During that same period, the real wages for college graduates rose 10% for men. But the biggest gains were made by male workers with more than a bachelor's degree; they saw a 26% jump in earnings.

"A [four-year] college degree is not the security as it once was," Autor said, although he quickly added that the alternative was far worse. "Middle-class jobs for non-college graduates are going to be few and far between."

Many employers regard a four-year college degree as a must for many jobs, even for positions that can be handled by high school graduates. That may partly reflect a kind of education inflation that's come with soaring college enrollment and many students earning multiple degrees.

Kim Megonigal, chief executive of Kimco Staffing Services in Irvine, says he hires only college graduates at his firm.

"We believe [a degree] shows a level of desire and motivation to improve themselves beyond entry-level jobs," he said. "We're looking for people who can grow with the company."

Just a few years ago, when the jobless rate was below 5%, Megonigal couldn't find enough college graduates to take certain office and administrative jobs. Today he has far more overqualified applicants than openings.

The Bureau of Labor statistics predicts some clear winners in the years ahead. Registered nurses, who generally have an associate's degree, are likely to see the biggest demand, their numbers growing by more than 580,000 over the coming decade. The bureau sees biomedical engineers as the fastest-growing occupation, expanding by 72% from 2008 to 2018. But their numbers are tiny — only 16,000 such workers in 2008.

The current economy aside, some of the angst about the future job market for college graduates stems from not knowing what area, besides healthcare, will produce a bunch of high-quality jobs, or how much more of traditionally white-collar service work will be automated or lost to foreign competition, as manufacturing has for decades.
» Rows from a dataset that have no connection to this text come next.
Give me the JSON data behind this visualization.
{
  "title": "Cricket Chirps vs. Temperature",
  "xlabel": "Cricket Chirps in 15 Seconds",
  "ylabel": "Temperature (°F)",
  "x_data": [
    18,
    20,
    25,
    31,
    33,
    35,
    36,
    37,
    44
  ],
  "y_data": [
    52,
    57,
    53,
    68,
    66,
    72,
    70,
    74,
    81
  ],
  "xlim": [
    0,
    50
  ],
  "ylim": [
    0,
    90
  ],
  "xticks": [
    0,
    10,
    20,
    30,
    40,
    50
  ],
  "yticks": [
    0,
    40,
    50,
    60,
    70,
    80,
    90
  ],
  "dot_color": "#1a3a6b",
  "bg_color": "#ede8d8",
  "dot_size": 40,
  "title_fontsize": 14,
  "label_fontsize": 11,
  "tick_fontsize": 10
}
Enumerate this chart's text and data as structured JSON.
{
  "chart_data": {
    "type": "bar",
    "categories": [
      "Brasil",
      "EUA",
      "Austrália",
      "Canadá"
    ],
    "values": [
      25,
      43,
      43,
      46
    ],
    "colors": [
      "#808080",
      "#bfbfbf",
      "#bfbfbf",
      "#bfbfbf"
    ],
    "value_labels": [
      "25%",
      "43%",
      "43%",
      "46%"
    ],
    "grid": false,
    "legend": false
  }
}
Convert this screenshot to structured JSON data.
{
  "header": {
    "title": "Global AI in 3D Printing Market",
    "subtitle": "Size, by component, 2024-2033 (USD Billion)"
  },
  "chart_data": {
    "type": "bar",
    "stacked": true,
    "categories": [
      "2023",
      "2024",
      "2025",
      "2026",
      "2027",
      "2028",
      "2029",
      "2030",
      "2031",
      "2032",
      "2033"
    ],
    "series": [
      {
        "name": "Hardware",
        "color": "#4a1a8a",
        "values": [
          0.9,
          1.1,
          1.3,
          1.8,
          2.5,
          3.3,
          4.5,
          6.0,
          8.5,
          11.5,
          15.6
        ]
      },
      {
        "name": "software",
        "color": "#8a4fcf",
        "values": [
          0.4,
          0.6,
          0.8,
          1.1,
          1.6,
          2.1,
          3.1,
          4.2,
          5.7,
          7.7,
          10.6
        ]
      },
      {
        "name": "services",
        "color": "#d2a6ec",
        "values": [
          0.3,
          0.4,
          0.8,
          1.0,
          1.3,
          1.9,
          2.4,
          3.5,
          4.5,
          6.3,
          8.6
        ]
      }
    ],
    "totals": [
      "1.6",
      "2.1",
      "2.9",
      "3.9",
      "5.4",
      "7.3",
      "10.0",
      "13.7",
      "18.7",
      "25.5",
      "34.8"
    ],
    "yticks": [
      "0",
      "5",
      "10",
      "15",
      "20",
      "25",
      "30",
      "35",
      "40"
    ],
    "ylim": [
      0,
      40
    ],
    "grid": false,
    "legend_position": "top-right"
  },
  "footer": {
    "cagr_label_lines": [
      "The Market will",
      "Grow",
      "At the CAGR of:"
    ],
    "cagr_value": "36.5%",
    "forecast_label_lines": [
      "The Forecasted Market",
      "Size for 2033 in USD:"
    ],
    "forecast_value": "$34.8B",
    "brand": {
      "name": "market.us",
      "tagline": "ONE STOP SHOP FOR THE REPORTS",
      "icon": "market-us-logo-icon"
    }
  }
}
Alan Blinder, a Princeton professor and former Federal Reserve vice chairman, says it won't be surprising years from now if a carpenter in the U.S. earns more than a college-educated computer operator. In fact, the data suggest that education bears little relationship to jobs that are vulnerable to offshoring, he says.

On balance, Blinder says, "there's little doubt a college education is a good investment for most students."

But he offers this advice: "Don't train yourself or your children [in work] that a computer can do or a smart kid in China or India can do. Because that's ferocious competition."